Why Are They Needed?

Because sellers have a lot on the line when selling their house, they want to ensure buyers are serious when making an offer to buy. The exercise of putting a cash deposit down shows them exactly that.

The bottom line: Earnest money deposits are meant to discourage buyers from just making multiple offers on many different properties, only to “weigh their options.”

If you consider this concept from the seller’s perspective it makes a lot of sense. When a buyer and seller agree on a certain purchase price for a home, the property is usually taken off the market (formally or informally). When this happens, the seller stops accepting and considering offers from other potential buyers. Imagine if you were selling your house, and you took it off the market for a couple of weeks only to find out that the buyer had “played you” by doing the same thing with three other properties! Inconvenience is an understatement, not to mention the money and other prospective buyers that could have been lost.

The earnest money deposit allows the buyer to show the seller “I truly want to purchase this home and am not looking to waste anyone’s time.”

Without the earnest money being paid, a would-be home buyer could essentially take multiple homes off the market, by making multiple offers. This means that several of the homeowners are going through the motions for no reason whatsoever, and with no hope of a sale. These days, sellers rarely accept offers without deposits. So if you want yours to be accepted, you’ll have to pledge earnest money to some degree. The question is, how much?

What’s a Typical Amount to Pay When Buying a House?

Let’s revisit the question at hand: How much earnest money should you pay toward the purchase of a house? There are no hard-and-fast rules about these deposits. They vary from one housing market to the next, based on several factors. Most often the activity level within the local market dictates the earnest-money trends.

The amounts really vary but some real estate agents say that 1% – 2% is a good rule of thumb. In a slower market, where sale properties are sitting idle with very few offers, you might get by with an earnest money deposit of $500 – $1,000. In a higher-end market, and/or one with a lot of competition from other buyers, you might have to pay 2% – 3% of the offer amount.
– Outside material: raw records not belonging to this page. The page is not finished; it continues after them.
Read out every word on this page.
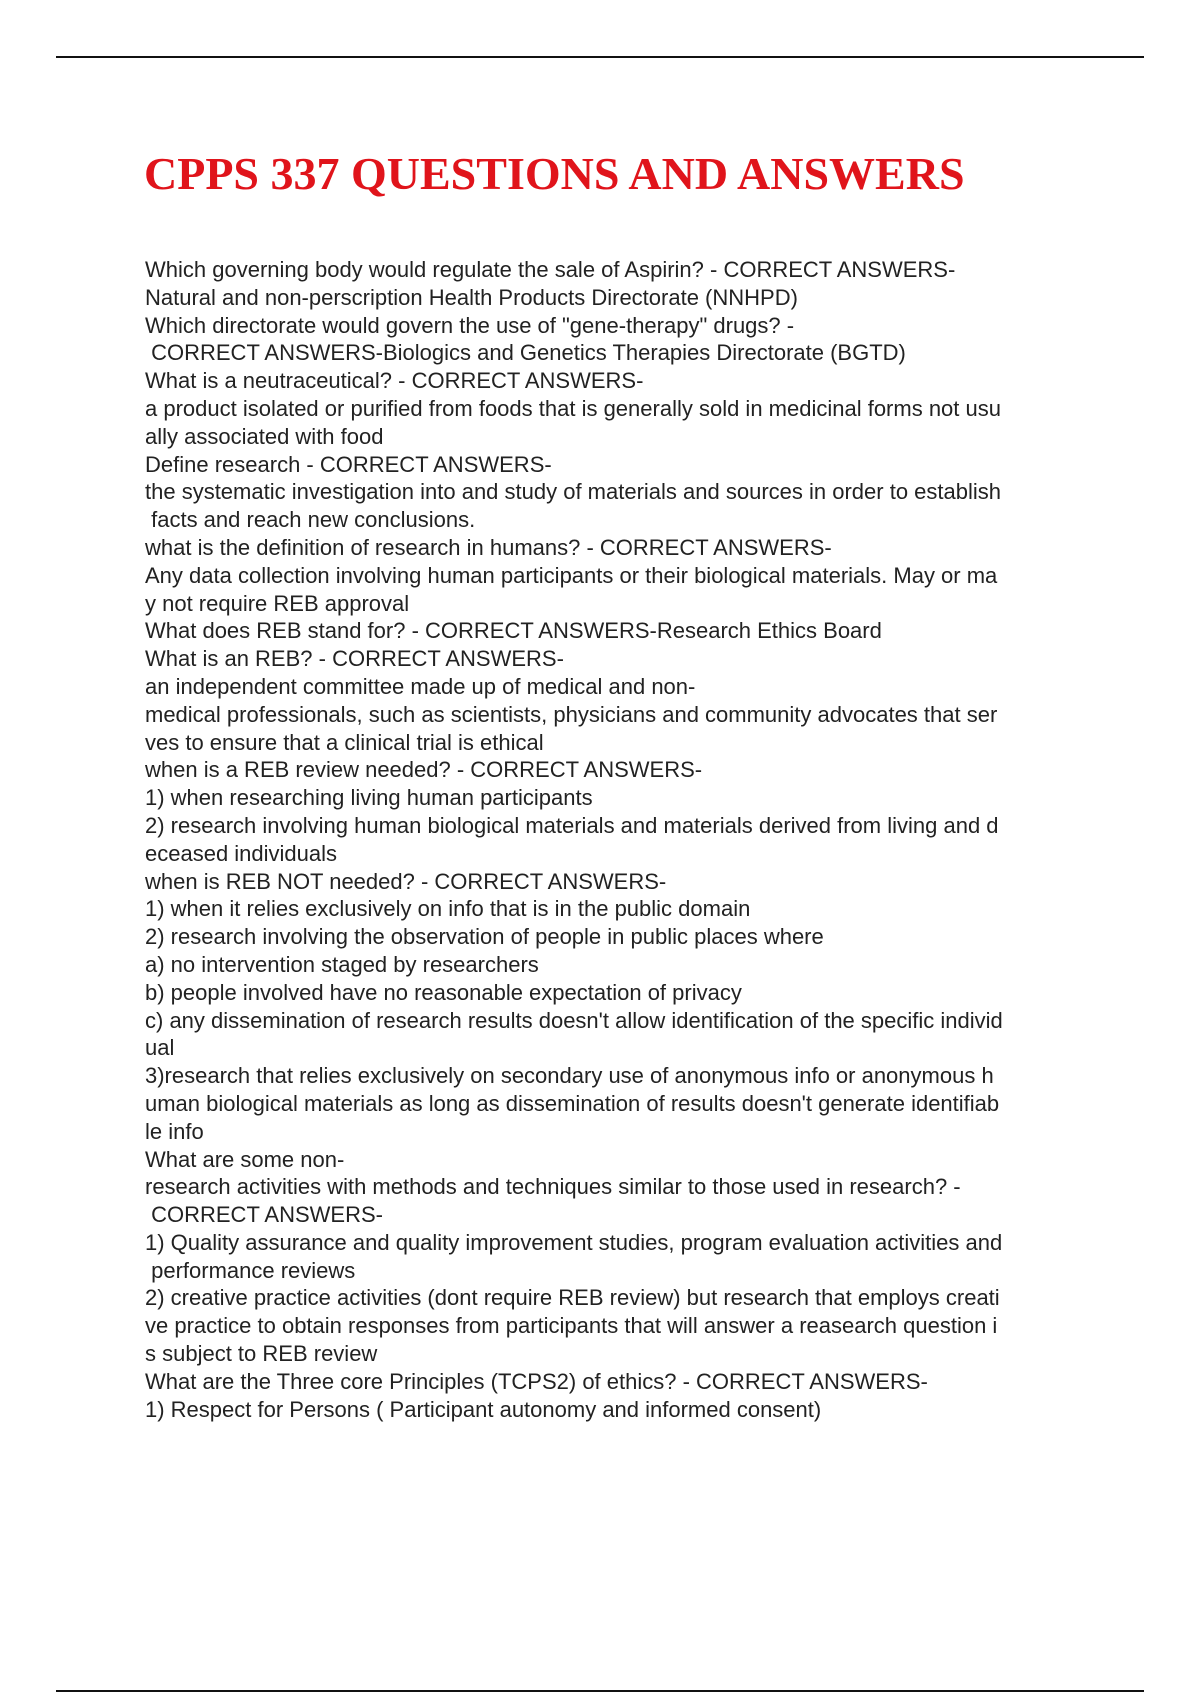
CPPS 337 QUESTIONS AND ANSWERS
Which governing body would regulate the sale of Aspirin? - CORRECT ANSWERS-
Natural and non-perscription Health Products Directorate (NNHPD)
Which directorate would govern the use of "gene-therapy" drugs? -
CORRECT ANSWERS-Biologics and Genetics Therapies Directorate (BGTD)
What is a neutraceutical? - CORRECT ANSWERS-
a product isolated or purified from foods that is generally sold in medicinal forms not usu
ally associated with food
Define research - CORRECT ANSWERS-
the systematic investigation into and study of materials and sources in order to establish
facts and reach new conclusions.
what is the definition of research in humans? - CORRECT ANSWERS-
Any data collection involving human participants or their biological materials. May or ma
y not require REB approval
What does REB stand for? - CORRECT ANSWERS-Research Ethics Board
What is an REB? - CORRECT ANSWERS-
an independent committee made up of medical and non-
medical professionals, such as scientists, physicians and community advocates that ser
ves to ensure that a clinical trial is ethical
when is a REB review needed? - CORRECT ANSWERS-
1) when researching living human participants
2) research involving human biological materials and materials derived from living and d
eceased individuals
when is REB NOT needed? - CORRECT ANSWERS-
1) when it relies exclusively on info that is in the public domain
2) research involving the observation of people in public places where
a) no intervention staged by researchers
b) people involved have no reasonable expectation of privacy
c) any dissemination of research results doesn't allow identification of the specific individ
ual
3)research that relies exclusively on secondary use of anonymous info or anonymous h
uman biological materials as long as dissemination of results doesn't generate identifiab
le info
What are some non-
research activities with methods and techniques similar to those used in research? -
CORRECT ANSWERS-
1) Quality assurance and quality improvement studies, program evaluation activities and
performance reviews
2) creative practice activities (dont require REB review) but research that employs creati
ve practice to obtain responses from participants that will answer a reasearch question i
s subject to REB review
What are the Three core Principles (TCPS2) of ethics? - CORRECT ANSWERS-
1) Respect for Persons ( Participant autonomy and informed consent)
Your agent, if you have one, should serve as a great source of counsel regarding the average for your area and price range. Ask your agent how much of an earnest money deposit you should pay, for the type of property you seek. Stick to the local norm in order to avoid losing the home to a stronger buyer/offer. If you try to make a deposit that is well below average for your area (and below what the homeowner is expecting), they might not take you seriously.

Unless you back out, you don’t lose the deposit because it goes toward the purchase price if the deal goes through. That’s the whole point — to show the seller you’re sincere and earnest about purchasing the property. A buyer pulling out at the last minute is a seller’s worst nightmare so the forfeited deposit compensates them for dealing with this disappointing setback.